Elle exposait, de manière très peu compréhensible, chercher à obtenir des prestations familiales pour sa fille de la part de son ex-mari, lequel effectuait des missions temporaires en Suisse. En juillet 2017, la caisse d'allocations familiales de la chambre vaudoise du commerce et de l'industrie (ci-après : CVCI) à Lausanne lui avait demandé des documents en lien avec sa fille. Elle recherchait désormais toutes les entités possibles au Portugal, en France et en Suisse. Elle avait eu un entretien téléphonique avec une personne de la CVCI, qui lui aurait parlé de la possibilité d'obtenir éventuellement un paiement rétroactif de CHF 300.- mensuels.
Elle demandait « combien de temps était le dernier sursis qui lui [était] permis, et le seul sur lequel [elle] puisse compter ».
Étaient jointes diverses pièces, parmi lesquelles son jugement de divorce portugais, une demande d'allocations familiales pour personne employée auprès d'un employeur temporaire neuchâtelois, ainsi qu'une lettre que lui avait envoyée une caisse portugaise d'allocations familiales et qui mentionnait une agence de placement temporaire genevoise.
Le courrier qu'elle avait envoyé était quasiment incompréhensible.

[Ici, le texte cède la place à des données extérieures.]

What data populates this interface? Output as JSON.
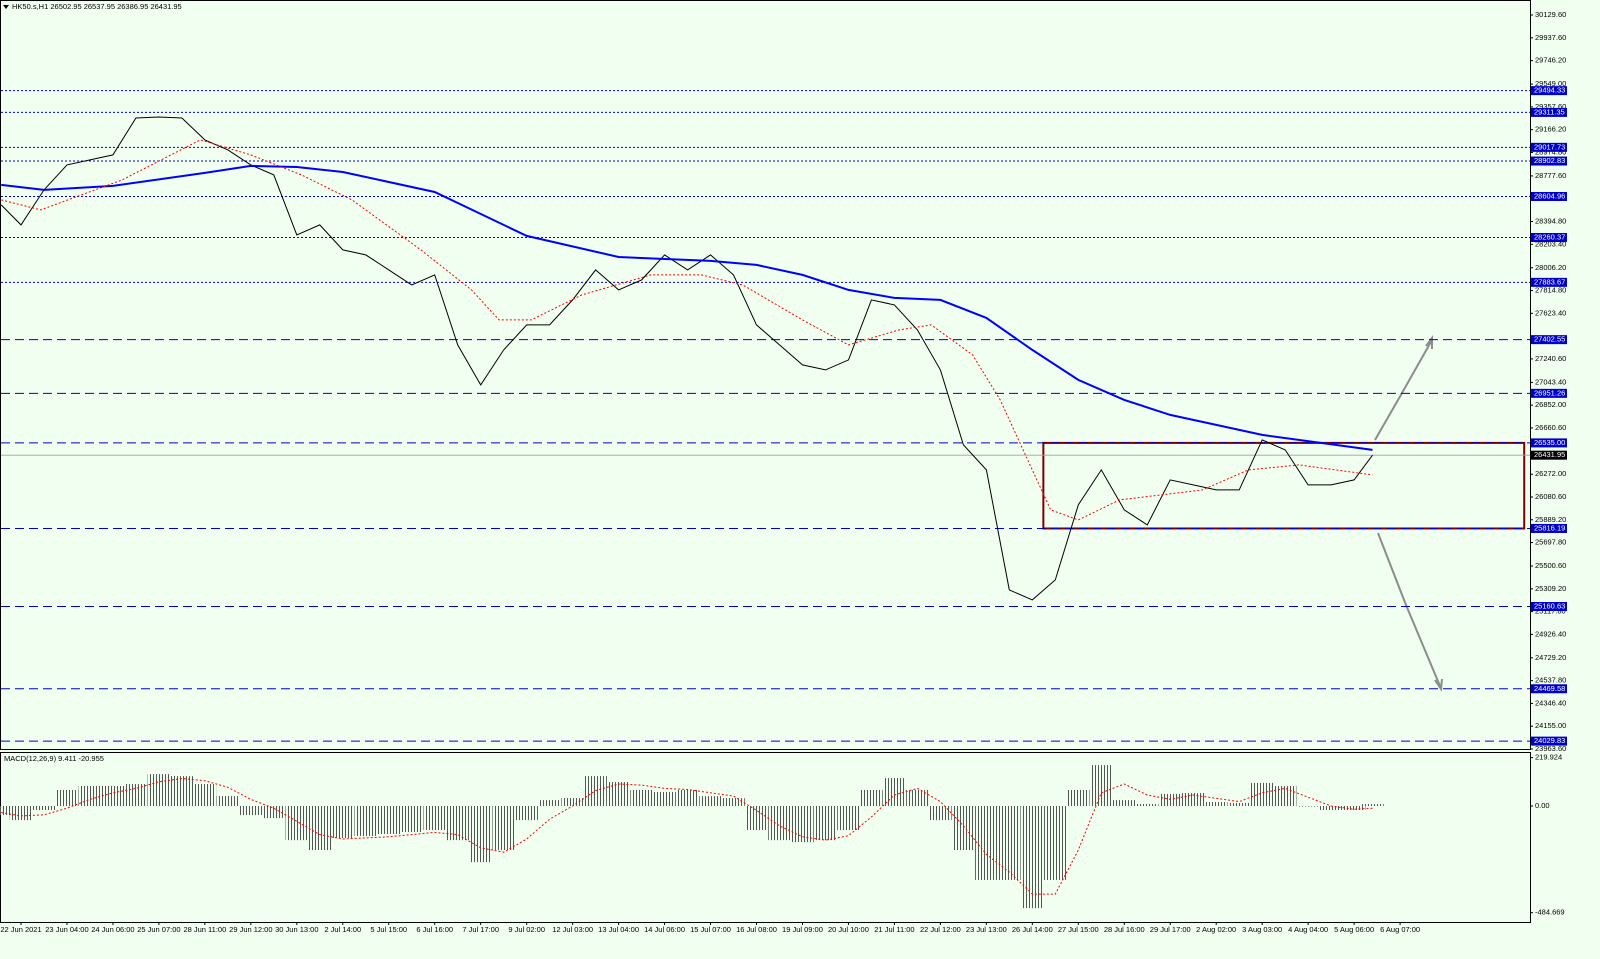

Elle ne joignait ni ne mentionnait aucune décision attaquée, et ne formulait aucune conclusion. Il n'était même pas possible d'en déduire si la cause relevait de la compétence des autorités suisses et genevoises, et le cas échéant si elle ressortissait au droit des assurances sociales ou au reste du droit administratif.
Un délai au 23 novembre 2018 lui était dès lors imparti pour désigner et fournir la décision qu'elle attaquait, et le cas échéant préciser ses conclusions, sans quoi son recours serait déclaré irrecevable. Pour respecter ce délai, son envoi devait parvenir à la chambre administrative au plus tard le 23 novembre 2018, ou être envoyé au plus tard à cette date depuis un bureau de poste suisse ou une représentation diplomatique suisse à l'étranger.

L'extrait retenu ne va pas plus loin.